One last example in Argentina, Dimaco, that sells concrete blocks and building materials. The entrepreneur, German, decided that his priority was to invest in an economy of communion. He therefore started to dedicate time to development projects to help microentrepreneurs of his region develop their craft activities. He got involved in social projects in the nearby slums. He also invested in other businesses to create more jobs and generate new profits to share or incubated young students or some of his employees who wanted to create their own business. But interestingly, when I studied all the projects he was involved in, I discovered that his main contribution was not the funds or material help he was giving but the relationship of reciprocity he was building with everyone, even the poorest, that would generate trust, strength, ideas, opportunities, connections. He was above all working to include each one in a network of reciprocal giving and receiving, where each one is recognized as being able to share something.
Giving is not only the goal of these businesses; it is also their working principle. I had never seen before such a high degree of employee satisfaction, commitment and cooperation. Most of the employees of all these four companies told me spontaneously that this business was for them a family they would possibly never leave. Giving had become a corporate culture they transmit without many words but through daily practices. And it pays back.
Which inspiration for us today from that experience?

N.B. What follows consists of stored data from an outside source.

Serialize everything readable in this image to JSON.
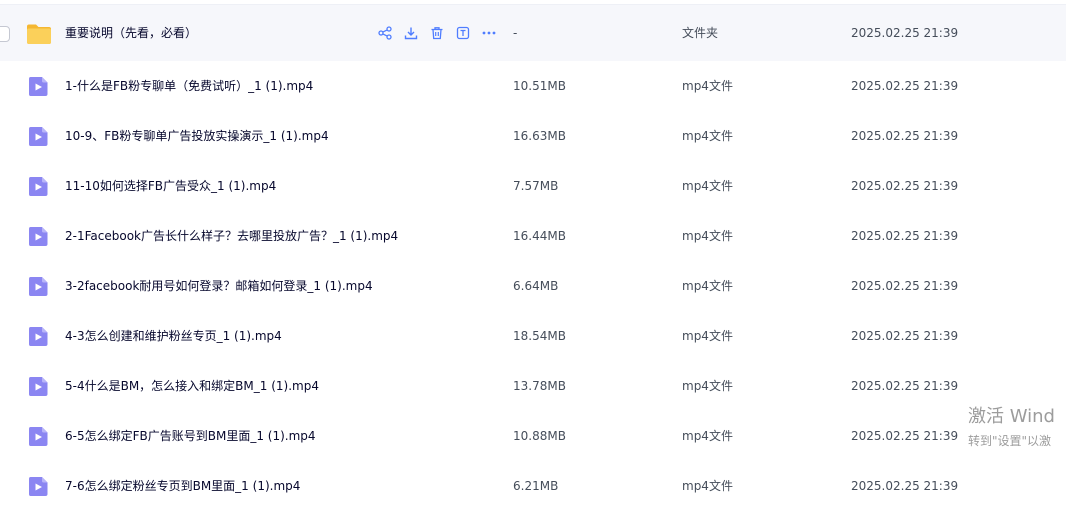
{
  "folder": {
    "name": "重要说明（先看，必看）",
    "size": "-",
    "type": "文件夹",
    "time": "2025.02.25 21:39"
  },
  "files": [
    {
      "name": "1-什么是FB粉专聊单（免费试听）_1 (1).mp4",
      "size": "10.51MB",
      "type": "mp4文件",
      "time": "2025.02.25 21:39"
    },
    {
      "name": "10-9、FB粉专聊单广告投放实操演示_1 (1).mp4",
      "size": "16.63MB",
      "type": "mp4文件",
      "time": "2025.02.25 21:39"
    },
    {
      "name": "11-10如何选择FB广告受众_1 (1).mp4",
      "size": "7.57MB",
      "type": "mp4文件",
      "time": "2025.02.25 21:39"
    },
    {
      "name": "2-1Facebook广告长什么样子？去哪里投放广告？_1 (1).mp4",
      "size": "16.44MB",
      "type": "mp4文件",
      "time": "2025.02.25 21:39"
    },
    {
      "name": "3-2facebook耐用号如何登录？邮箱如何登录_1 (1).mp4",
      "size": "6.64MB",
      "type": "mp4文件",
      "time": "2025.02.25 21:39"
    },
    {
      "name": "4-3怎么创建和维护粉丝专页_1 (1).mp4",
      "size": "18.54MB",
      "type": "mp4文件",
      "time": "2025.02.25 21:39"
    },
    {
      "name": "5-4什么是BM，怎么接入和绑定BM_1 (1).mp4",
      "size": "13.78MB",
      "type": "mp4文件",
      "time": "2025.02.25 21:39"
    },
    {
      "name": "6-5怎么绑定FB广告账号到BM里面_1 (1).mp4",
      "size": "10.88MB",
      "type": "mp4文件",
      "time": "2025.02.25 21:39"
    },
    {
      "name": "7-6怎么绑定粉丝专页到BM里面_1 (1).mp4",
      "size": "6.21MB",
      "type": "mp4文件",
      "time": "2025.02.25 21:39"
    }
  ],
  "watermark": {
    "line1": "激活 Wind",
    "line2": "转到\"设置\"以激"
  },
  "colors": {
    "video_icon": "#8b86f2",
    "folder_icon": "#f8c740",
    "action_icon": "#4f7dff"
  }
}
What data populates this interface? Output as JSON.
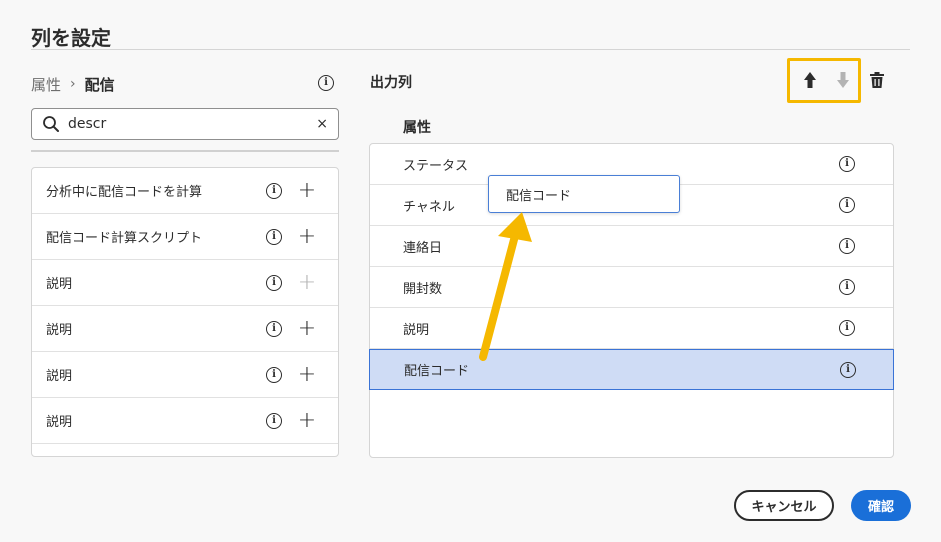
{
  "dialog": {
    "title": "列を設定"
  },
  "left": {
    "breadcrumb": {
      "parent": "属性",
      "separator": "›",
      "current": "配信"
    },
    "search": {
      "value": "descr",
      "placeholder": ""
    },
    "items": [
      {
        "label": "分析中に配信コードを計算",
        "add_enabled": true
      },
      {
        "label": "配信コード計算スクリプト",
        "add_enabled": true
      },
      {
        "label": "説明",
        "add_enabled": false
      },
      {
        "label": "説明",
        "add_enabled": true
      },
      {
        "label": "説明",
        "add_enabled": true
      },
      {
        "label": "説明",
        "add_enabled": true
      }
    ]
  },
  "right": {
    "title": "出力列",
    "column_header": "属性",
    "rows": [
      {
        "label": "ステータス",
        "selected": false
      },
      {
        "label": "チャネル",
        "selected": false
      },
      {
        "label": "連絡日",
        "selected": false
      },
      {
        "label": "開封数",
        "selected": false
      },
      {
        "label": "説明",
        "selected": false
      },
      {
        "label": "配信コード",
        "selected": true
      }
    ],
    "drag_tooltip": "配信コード"
  },
  "icons": {
    "info": "i",
    "add": "+",
    "clear": "×"
  },
  "footer": {
    "cancel_label": "キャンセル",
    "confirm_label": "確認"
  },
  "colors": {
    "accent": "#1a6fd8",
    "highlight": "#f5b800",
    "selected_bg": "#cfdcf5",
    "selected_border": "#3a73d6"
  }
}
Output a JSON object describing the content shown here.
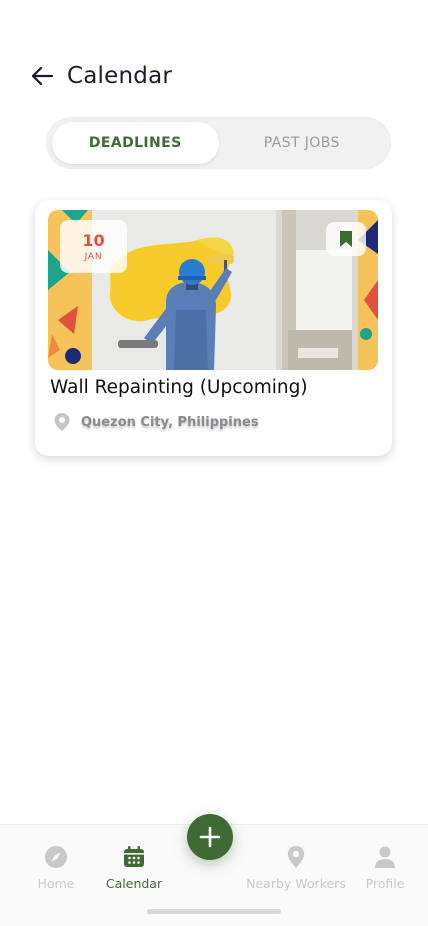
{
  "header": {
    "title": "Calendar",
    "back_icon": "arrow-left-icon"
  },
  "tabs": [
    {
      "label": "DEADLINES",
      "active": true
    },
    {
      "label": "PAST JOBS",
      "active": false
    }
  ],
  "job_card": {
    "date_day": "10",
    "date_month": "JAN",
    "title": "Wall Repainting (Upcoming)",
    "location": "Quezon City, Philippines",
    "bookmark_icon": "bookmark-icon",
    "location_icon": "map-pin-icon"
  },
  "bottom_nav": {
    "items": [
      {
        "label": "Home",
        "icon": "compass-icon",
        "active": false
      },
      {
        "label": "Calendar",
        "icon": "calendar-icon",
        "active": true
      },
      {
        "label": "Nearby Workers",
        "icon": "map-pin-icon",
        "active": false
      },
      {
        "label": "Profile",
        "icon": "user-icon",
        "active": false
      }
    ],
    "fab_icon": "plus-icon"
  },
  "colors": {
    "brand_green": "#3e6a34",
    "date_red": "#e0523e",
    "inactive_gray": "#c9c9c9"
  }
}
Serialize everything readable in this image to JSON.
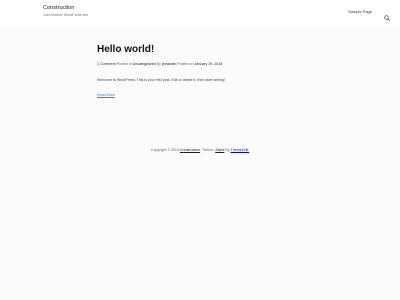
{
  "site": {
    "title": "Construction",
    "description": "Just another WordPress site"
  },
  "nav": {
    "sample_page_label": "Sample Page",
    "search_icon": "search-icon"
  },
  "post": {
    "title": "Hello world!",
    "comments": "1 Comment",
    "posted_in_label": "Posted in",
    "category": "Uncategorized",
    "by_label": "By",
    "author": "jbmarwin",
    "posted_on_label": "Posted on",
    "date": "January 29, 2018",
    "excerpt": "Welcome to WordPress. This is your first post. Edit or delete it, then start writing!",
    "read_more": "Read More"
  },
  "footer": {
    "copyright_prefix": "Copyright © 2018",
    "site_name": "Construction",
    "theme_label": ". Theme:",
    "theme_name": "Zakra",
    "by_label": "By",
    "author": "ThemeGrill."
  },
  "colors": {
    "link_blue": "#2e84c5",
    "background": "#fbfbfb"
  }
}
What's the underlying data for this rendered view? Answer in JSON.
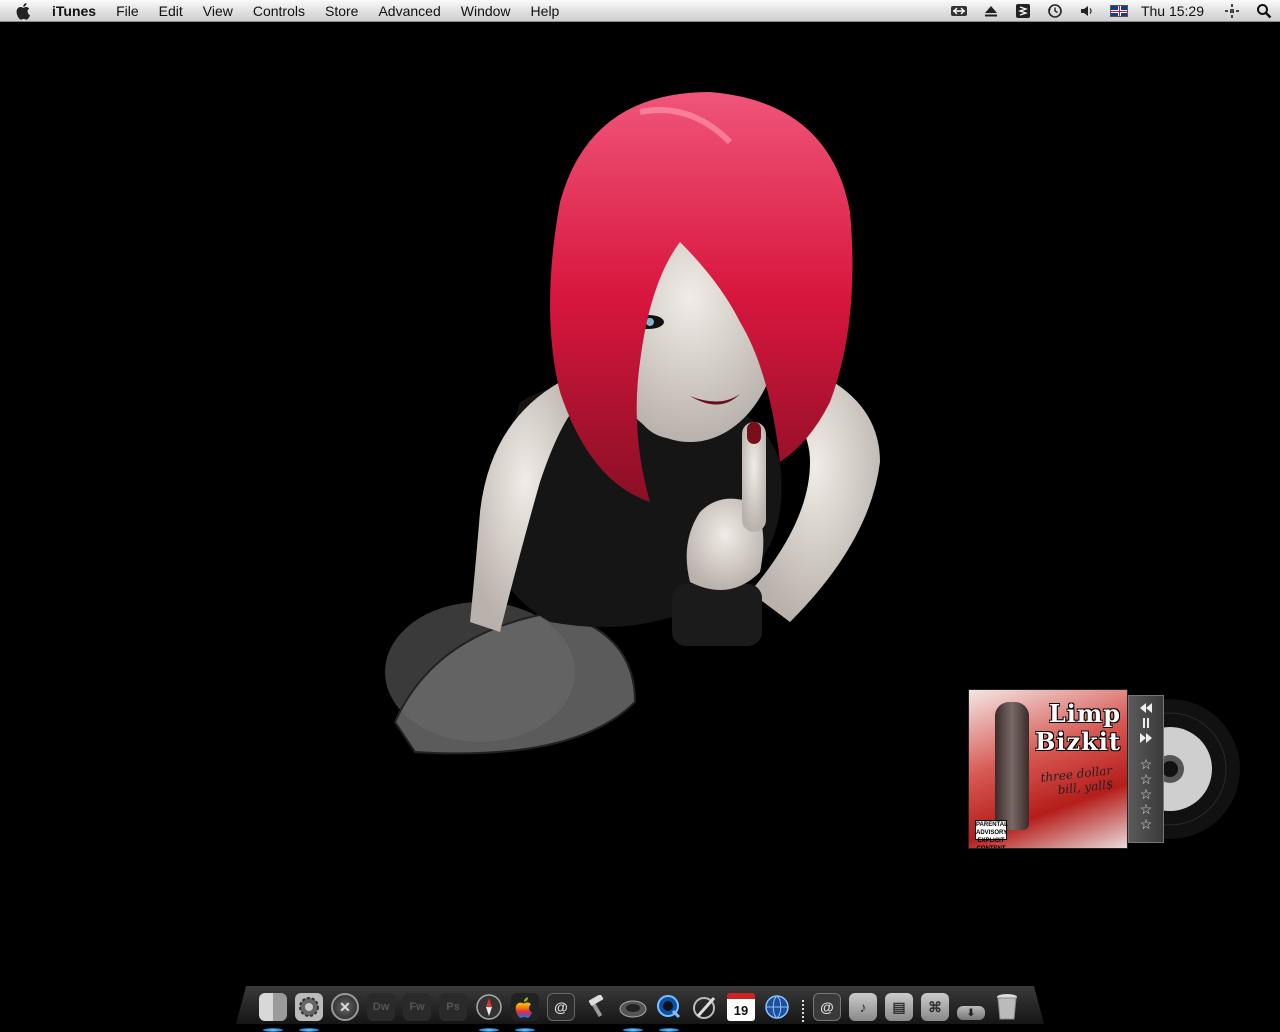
{
  "menubar": {
    "apple_icon": "apple-logo-icon",
    "app_name": "iTunes",
    "menus": [
      "File",
      "Edit",
      "View",
      "Controls",
      "Store",
      "Advanced",
      "Window",
      "Help"
    ],
    "tray_icons": [
      "teamviewer-icon",
      "eject-icon",
      "growl-icon",
      "time-machine-icon",
      "volume-icon",
      "uk-flag-input-icon"
    ],
    "clock": "Thu 15:29",
    "extras": [
      "spaces-icon",
      "spotlight-search-icon"
    ]
  },
  "itunes_widget": {
    "artist_art_text": "Limp Bizkit",
    "album_art_text": "three dollar bill, yall$",
    "advisory_text": "PARENTAL ADVISORY EXPLICIT CONTENT",
    "controls": [
      "rewind-icon",
      "pause-icon",
      "fast-forward-icon"
    ],
    "rating_stars": 5
  },
  "dock": {
    "apps": [
      {
        "name": "Finder",
        "icon": "finder-icon",
        "running": true
      },
      {
        "name": "System Preferences",
        "icon": "system-preferences-icon",
        "running": true
      },
      {
        "name": "Mac OS X",
        "icon": "mac-os-x-icon",
        "running": false
      },
      {
        "name": "Dreamweaver",
        "icon": "dreamweaver-icon",
        "running": false,
        "label": "Dw"
      },
      {
        "name": "Fireworks",
        "icon": "fireworks-icon",
        "running": false,
        "label": "Fw"
      },
      {
        "name": "Photoshop",
        "icon": "photoshop-icon",
        "running": false,
        "label": "Ps"
      },
      {
        "name": "Safari",
        "icon": "safari-compass-icon",
        "running": true
      },
      {
        "name": "Apple",
        "icon": "apple-app-icon",
        "running": true
      },
      {
        "name": "Address Book",
        "icon": "address-book-icon",
        "running": false
      },
      {
        "name": "Script Editor",
        "icon": "script-hammer-icon",
        "running": false
      },
      {
        "name": "Speaker",
        "icon": "speaker-icon",
        "running": true
      },
      {
        "name": "QuickTime",
        "icon": "quicktime-icon",
        "running": true
      },
      {
        "name": "Preview",
        "icon": "paintbrush-icon",
        "running": false
      },
      {
        "name": "iCal",
        "icon": "calendar-icon",
        "running": false,
        "label": "19"
      },
      {
        "name": "Network",
        "icon": "globe-icon",
        "running": false
      }
    ],
    "stacks": [
      {
        "name": "Mail Stack",
        "icon": "mail-stack-icon"
      },
      {
        "name": "Music Folder",
        "icon": "music-folder-icon"
      },
      {
        "name": "Documents Folder",
        "icon": "documents-folder-icon"
      },
      {
        "name": "Applications Folder",
        "icon": "applications-folder-icon"
      },
      {
        "name": "Downloads",
        "icon": "downloads-icon"
      },
      {
        "name": "Trash",
        "icon": "trash-icon"
      }
    ]
  }
}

Is that possible for everyone or is it only the choice of a few mad entrepreneurs? As a researcher who has been studying for several years some of these businesses in seven different countries, I am convinced that they are not only encouraging alternative experiences but real innovating models for all the economy. Why? First of all because, as I said before, all businesses go ahead with gift dynamics. Gift is not a hobby for social activists or a touch of humanity to give a soul to the economy, it is the engine of business life. Why not therefore choose to invest on gift dynamics? People continuously aspire to give themselves; we just need to recognize it and to support it instead of preventing it and stealing it. People flourish when they can give themselves for the common good, it gives them the strength to fully develop their potential and give their best, to be creative and respond to the trust they are given. When we trust them and believe that they also have a lot to give and are willing to give it.
Gift dynamics will be the key asset for industry 4.0 businesses. A more equitable economic system will be one that invests on relationships of reciprocity and mutual giving. It will make the different for reaching a global performance and building a more inclusive society. Tomorrow economy will be an economy based on gift dynamics or it will not be sustainable. Thank you for your attention.